Chegados a agosto de 2021, a pouco mais de um mês de se assinalarem 20 anos desde a invasão do Afeganistão, pouco faria crer que esta fosse a notícia a dominar o dia: “Talibãs preparam-se para tomar o país, ministro do Interior promete transição pacífica de poder”.
Todavia, face aos acontecimentos desta última semana, não se pode dizer que seja particularmente surpreendente. Desde que os EUA de Joe Biden puseram em prática o plano de retirada negociado com os talibãs pelos EUA de Donald Trump, as forças insurgentes fizeram um avanço absolutamente avassalador pelo território — o que, à luz da história, torna compreensível que os EUA de Barack Obama tenham prometido uma saída sem nunca cumpri-la, depois dos EUA de George W. Bush invadirem o país em retaliação ao 11 de setembro.
Neste momento, praticamente apenas Cabul, a capital, “resiste” — todas as outras capitais de província se entregaram, quase sempre sem violência, preferindo deixar-se dominar pelos talibãs do que arriscar confronto armado e, com isso, a morte indiscriminada de civis.
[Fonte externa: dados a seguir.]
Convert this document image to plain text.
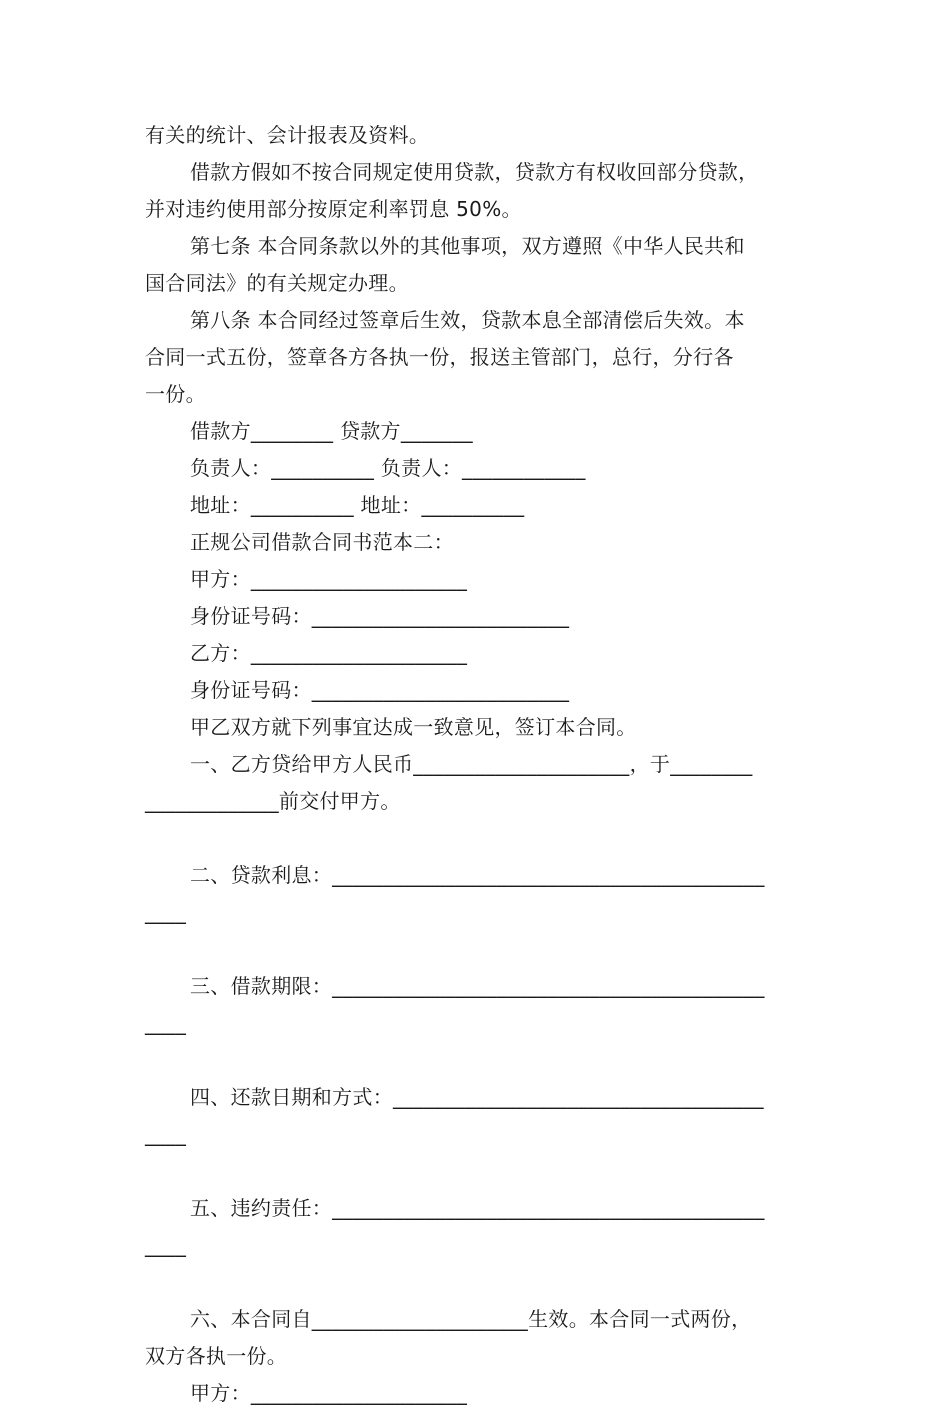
有关的统计、会计报表及资料。
借款方假如不按合同规定使用贷款，贷款方有权收回部分贷款，
并对违约使用部分按原定利率罚息 50%。
第七条 本合同条款以外的其他事项，双方遵照《中华人民共和
国合同法》的有关规定办理。
第八条 本合同经过签章后生效，贷款本息全部清偿后失效。本
合同一式五份，签章各方各执一份，报送主管部门，总行，分行各
一份。
借款方________ 贷款方_______
负责人：__________ 负责人：____________
地址：__________ 地址：__________
正规公司借款合同书范本二：
甲方：_____________________
身份证号码：_________________________
乙方：_____________________
身份证号码：_________________________
甲乙双方就下列事宜达成一致意见，签订本合同。
一、乙方贷给甲方人民币_____________________，于________
_____________前交付甲方。
二、贷款利息：__________________________________________
____
三、借款期限：__________________________________________
____
四、还款日期和方式：____________________________________
____
五、违约责任：__________________________________________
____
六、本合同自_____________________生效。本合同一式两份，
双方各执一份。
甲方：_____________________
Entenda-se este uso de aspas: Cabul só não foi dominada porque as forças insurgentes optaram por não carregar sobre a capital. Estão às suas portas, nas zonas suburbanas, pacientemente aguardando pela capitulação do Governo e prometendo que não vão agir de forma violenta.
Promessas leva-as o vento, bem se sabe — não é preciso ser um ancião para recordar como era medieval e fundamentalista o regime talibã — especialmente no que toca aos direitos das mulheres — antes das forças ocidentais o remeterem para a reclusão, instaurando um governo civil e secular. E é por isso que é grande o temor da população, particularmente aquela que colaborou com o “invasor”.
Na sexta-feira, o nosso cronista José Couto Nogueira traçou em parágrafos sucintos a história do intervencionismo militar norte-americano, tal como da ingovernabilidade do Afeganistão. Junte-se uma superpotência pouco potente em gerir confrontos nos últimos 70 anos e um território que há séculos que é impossível de conquistar (os ingleses ou os soviéticos que o digam) e o que se passa neste momento parece que podia ser previsto ao milímetro.
De nada parecem ter valido 20 anos de treino militar para as forças afegãs, investimento em intraestruturas e elevados custos humanos — até abril deste ano, morreram 2 448 soldados norte-americanos, 66 mil membros das forças armadas e da polícia afegãs e 47 245 civis. Neste momento, os EUA, que prometeram deixar um país preparado para lidar com os talibãs, estão a acelerar a retirada dos seus diplomatas, para que saiam o quanto antes do Afeganistão — e os restantes países ocidentais estão a seguir as pegadas desta evacuação apressada.
Todo este cenário traz à memória a queda de Saigão em 1975, quando as forças norte-americanas também tiveram de deixar 20 anos de uma guerra ruinosa no Vietname sem deixar mais nada que não sangue e contas por pagar. É por isso que faz sentido recordar a frase que Karl Marx escreveu a propósito do 18 de Brumário de Luís Bonaparte, num acrescento ao que Hegel já tinha postulado: “todos os grandes factos e personagens da história universal aparecem como que duas vezes. Mas ele esqueceu-se de acrescentar: uma vez como tragédia e a outra como farsa."